Приказание было немедленно исполнено. Воеводы захватили в Торжке семьдесят человек, не разбирая, кто прав, кто виноват, и скованными привезли их в Москву. Начались суд и расправа. Напрасно несчастные торжичане молили о пощаде, доказывая, что они не виновны в убийстве боярина Максима, великий князь слушать не хотел их оправданий и, по совету бояр, присудил их к смертной казни через четвертование. Осужденных вывели на площадь, народу собралось множество, палачи принялись за свое дело. Человек за человеком выводились осужденные на особый помост, перекрестясь, ложились на доски, и палач отрубал им сначала правую руку, потом левую, потом ноги и, наконец голову!..

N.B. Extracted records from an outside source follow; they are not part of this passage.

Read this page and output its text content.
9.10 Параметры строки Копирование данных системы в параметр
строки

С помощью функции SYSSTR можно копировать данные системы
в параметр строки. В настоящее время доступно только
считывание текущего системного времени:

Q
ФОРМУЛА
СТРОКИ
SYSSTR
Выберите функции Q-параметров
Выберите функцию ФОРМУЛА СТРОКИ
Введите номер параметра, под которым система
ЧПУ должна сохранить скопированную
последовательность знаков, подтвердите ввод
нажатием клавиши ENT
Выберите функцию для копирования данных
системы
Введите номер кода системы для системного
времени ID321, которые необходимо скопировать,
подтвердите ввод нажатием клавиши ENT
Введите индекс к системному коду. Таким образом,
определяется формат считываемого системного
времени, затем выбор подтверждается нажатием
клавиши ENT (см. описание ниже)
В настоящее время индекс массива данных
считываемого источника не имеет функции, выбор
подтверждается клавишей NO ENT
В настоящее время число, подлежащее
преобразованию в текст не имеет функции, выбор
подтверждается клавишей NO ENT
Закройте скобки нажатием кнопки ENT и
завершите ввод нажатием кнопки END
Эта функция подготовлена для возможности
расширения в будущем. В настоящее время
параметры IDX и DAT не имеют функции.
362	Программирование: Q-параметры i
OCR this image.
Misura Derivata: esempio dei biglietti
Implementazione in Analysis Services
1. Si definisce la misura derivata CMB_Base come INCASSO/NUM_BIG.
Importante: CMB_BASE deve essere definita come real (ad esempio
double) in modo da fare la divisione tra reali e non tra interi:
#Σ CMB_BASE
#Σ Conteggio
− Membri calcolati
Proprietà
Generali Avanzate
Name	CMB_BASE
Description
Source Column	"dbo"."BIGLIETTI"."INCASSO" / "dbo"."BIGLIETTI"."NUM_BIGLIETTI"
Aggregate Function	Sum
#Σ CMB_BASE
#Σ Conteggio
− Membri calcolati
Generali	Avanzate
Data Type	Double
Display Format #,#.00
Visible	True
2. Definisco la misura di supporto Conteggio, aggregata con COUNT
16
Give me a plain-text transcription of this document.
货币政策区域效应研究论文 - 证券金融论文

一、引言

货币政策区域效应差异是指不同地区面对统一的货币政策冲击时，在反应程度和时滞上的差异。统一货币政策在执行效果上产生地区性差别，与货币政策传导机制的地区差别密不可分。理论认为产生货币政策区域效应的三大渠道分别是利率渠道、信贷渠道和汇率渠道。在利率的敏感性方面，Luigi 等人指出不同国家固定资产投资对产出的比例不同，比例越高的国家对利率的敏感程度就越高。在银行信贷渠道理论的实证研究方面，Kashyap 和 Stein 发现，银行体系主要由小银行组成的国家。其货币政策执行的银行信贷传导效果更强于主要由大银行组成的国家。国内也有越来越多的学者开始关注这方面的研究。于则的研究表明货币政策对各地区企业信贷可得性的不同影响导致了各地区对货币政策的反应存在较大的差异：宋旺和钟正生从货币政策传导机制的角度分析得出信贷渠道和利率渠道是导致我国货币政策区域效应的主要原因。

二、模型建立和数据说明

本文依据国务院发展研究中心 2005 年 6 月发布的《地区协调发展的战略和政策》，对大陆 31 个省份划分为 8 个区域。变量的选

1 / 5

Зрелище было ужасающее. Немногие могли смотреть на это, и к концу казни ни одного любопытного не оказалось вокруг: все рассеялись по домам. А дьяки и тиуны великокняжеские кричали: «Так гибнут враги-недруги государя московского! Взирайте, православные, и уразумейте!..»
Ужас обуял москвичей. Никогда они не видали такой жестокости. Разве только татары неистовствовали так… А великий князь торжествовал: он покарал непокорных! Однако, несмотря на общий страх, наведенный подобною казнью, в тот же день, вечером, по улицам Москвы сиротливо ходил седенький сморщенный старичок, с непокрытою головою и босой, облеченный в дырявую сермягу, и говорил во всеуслышание:
— Море, море крови! Захлебнуться можно!.. Кровь, везде кровь! Все неповинная кровь!.. Именитые бояре и воеводы кровью забрызганы: на ином много крови, а на ином только капелька… А все ж на многих есть кровь! А на князе великом, на юном Василии свете Дмитриевиче, крови больше всех! И лику его не видно из-под крови! Полюбил дюже князь великий кровь человеческую: и пьет ее, и обливается ею, и других заставляет пить! О, горе, горе ему, грешному, и всем горе, и мне, убогому, горе!.. Не минует жестокосердных и нечестивых карающая десница Божия!..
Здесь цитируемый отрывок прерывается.